Peter recalls "I told him he was nuts, that he was better to stick to training but he persisted and Heatherlea Park was a nice property with lots of boxes and good acreage." Peter helped Craig to sort out two stallions from several he was offered: Victory Dance and Mi Preferido (who eventually went to Wedgewood Stud).

Peter says "I preferred Victory Dance because if your budget is limited you're better to go for pedigree rather than performance. New Zealand has such a good record of success with well-bred but humbly-performed stallions like Battle-Waggon, Mellay, Noble Bijou and Sir Tristram."

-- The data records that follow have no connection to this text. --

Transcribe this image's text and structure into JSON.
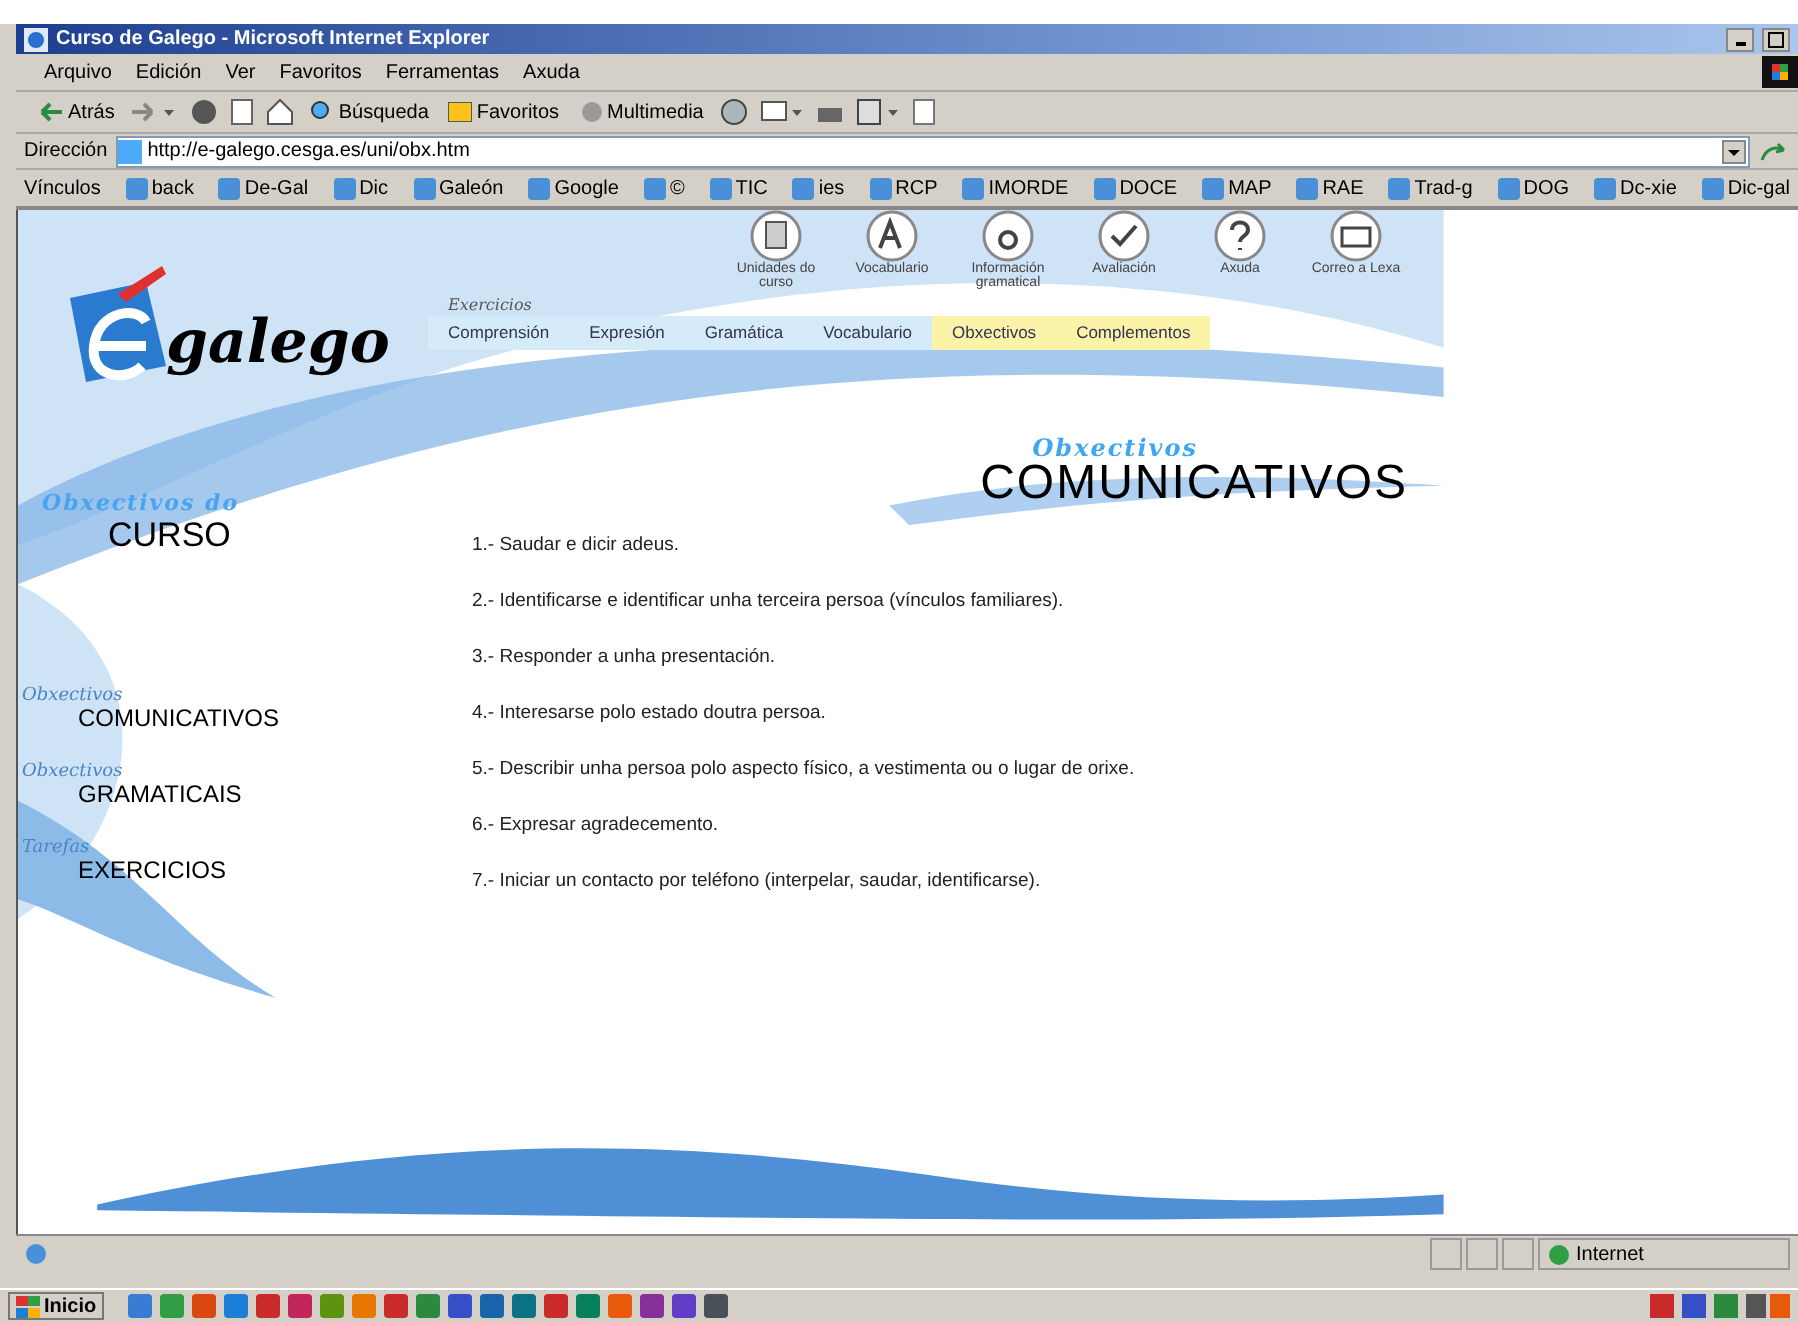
{
  "window": {
    "title": "Curso de Galego - Microsoft Internet Explorer"
  },
  "menu": [
    "Arquivo",
    "Edición",
    "Ver",
    "Favoritos",
    "Ferramentas",
    "Axuda"
  ],
  "toolbar": {
    "back": "Atrás",
    "search": "Búsqueda",
    "favorites": "Favoritos",
    "media": "Multimedia"
  },
  "address": {
    "label": "Dirección",
    "value": "http://e-galego.cesga.es/uni/obx.htm"
  },
  "links": {
    "label": "Vínculos",
    "items": [
      "back",
      "De-Gal",
      "Dic",
      "Galeón",
      "Google",
      "©",
      "TIC",
      "ies",
      "RCP",
      "IMORDE",
      "DOCE",
      "MAP",
      "RAE",
      "Trad-g",
      "DOG",
      "Dc-xie",
      "Dic-gal"
    ]
  },
  "logo": {
    "text": "galego"
  },
  "header_icons": [
    {
      "kind": "book",
      "label": "Unidades do curso"
    },
    {
      "kind": "letter",
      "label": "Vocabulario"
    },
    {
      "kind": "accent",
      "label": "Información gramatical"
    },
    {
      "kind": "check",
      "label": "Avaliación"
    },
    {
      "kind": "help",
      "label": "Axuda"
    },
    {
      "kind": "mail",
      "label": "Correo a Lexa"
    }
  ],
  "tabs": {
    "label": "Exercicios",
    "items": [
      {
        "label": "Comprensión",
        "kind": "exercise"
      },
      {
        "label": "Expresión",
        "kind": "exercise"
      },
      {
        "label": "Gramática",
        "kind": "exercise"
      },
      {
        "label": "Vocabulario",
        "kind": "exercise"
      },
      {
        "label": "Obxectivos",
        "kind": "extra"
      },
      {
        "label": "Complementos",
        "kind": "extra"
      }
    ]
  },
  "sidebar": {
    "kicker": "Obxectivos do",
    "title": "CURSO",
    "items": [
      {
        "tag": "Obxectivos",
        "label": "COMUNICATIVOS"
      },
      {
        "tag": "Obxectivos",
        "label": "GRAMATICAIS"
      },
      {
        "tag": "Tarefas",
        "label": "EXERCICIOS"
      }
    ]
  },
  "heading": {
    "kicker": "Obxectivos",
    "title": "COMUNICATIVOS"
  },
  "objectives": [
    "1.- Saudar e dicir adeus.",
    "2.- Identificarse e identificar unha terceira persoa (vínculos familiares).",
    "3.- Responder a unha presentación.",
    "4.- Interesarse polo estado doutra persoa.",
    "5.- Describir unha persoa polo aspecto físico, a vestimenta ou o lugar de orixe.",
    "6.- Expresar agradecemento.",
    "7.- Iniciar un contacto por teléfono (interpelar, saudar, identificarse)."
  ],
  "status_bar": {
    "zone": "Internet"
  },
  "taskbar": {
    "start": "Inicio"
  }
}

"I really, really liked Sadler's Wells, had studied him a lot and thought he'd make it at stud. Craig inspected Mi Preferido and Victory Dance in California and liked Victory Dance better on type. We loved him as soon as we saw him, he's a classy animal with size and strength which probably comes from his damsire Sassafras who was always under-rated as a racehorse and as a stallion."
A few weeks after Craig Ivil purchased Victory Dance, his half-brother champion US turf horse Theatrical came up with the first of his fifty-plus stakeswinners.

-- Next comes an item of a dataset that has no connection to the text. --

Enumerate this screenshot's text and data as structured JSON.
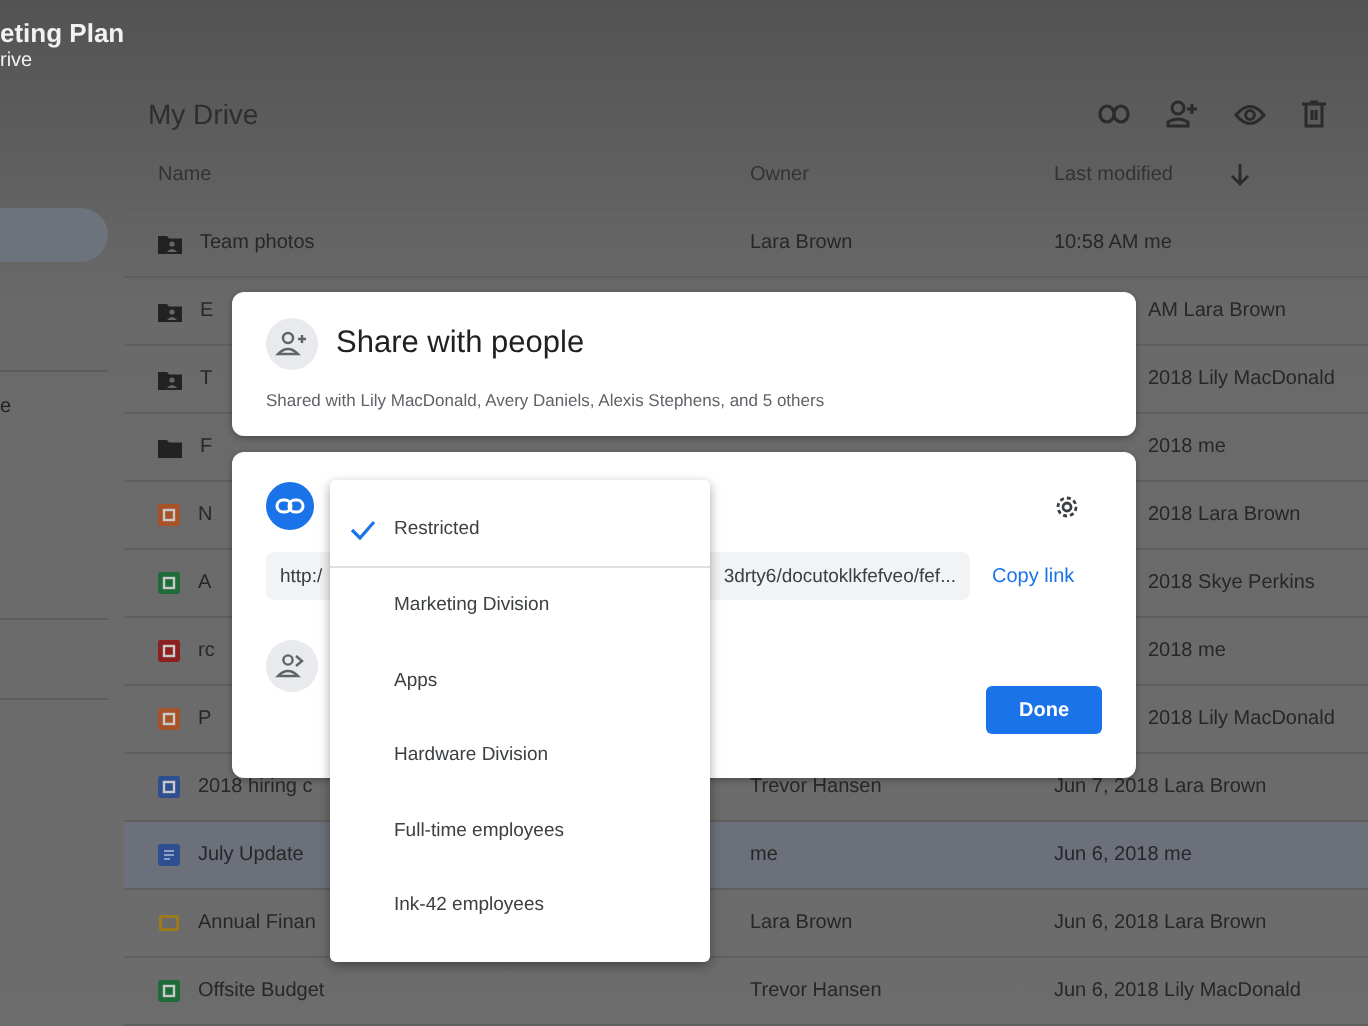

Peter then set about trying to find suitable mares for the horse. A dedicated student of pedigrees and early member of the Levin Breeders Forum, he was especially keen on mares with deep lines of the Bend Or/Macaroni cross. Victory Dance's first book of 74 mares produced Australian Group 3 winner Mr Victory, Group One-placed Anemos and stakes-placed Vanity Flight.
Peter comments "It has surprised me that he gets 1200-metre horses but Theatrical was similar: a middle-distance performer who could get sprinters."

After two seasons at Heatherlea Park, Victory Dance was transferred to the Holmes family's Grande Vue Lodge, Matamata where he stood from 1993 to 1997 at a fee of $3,000. Allan Holmes says "We worked hard to get mares for him and he got reasonable patronage. He was a lovely horse to work with, we never had a problem with him and he left us lovely, correct horses with size and style that just needed a bit of time to mature."
"We have several nice fillies by him for our broodmare band and we're proud to have them. He leaves the type of horse New Zealand can be proud of and we wish Rich Hill all the best with him this year."

In 1998 Victory Dance returned to the Central Districts, standing two seasons at Sovereign Lodge for Mike Ford and Roger Sugrue. Mike's untimely death in May 1999 left Roger to manage him for the following stud season. Andrew and Melanie Davies took over for the 2000 season before Victory Dance's current ownership was finalised.

With eight crops of racing age and eight stakeswinners, including recently retired dual Group One winner Cinder Bella, among his 94 winners from 164 starters, he is finally receiving recognition for his hard-earned success. As Peter Jenkins says, "You'll be hard-pressed to find anyone with a bad word to say about Victory Dance."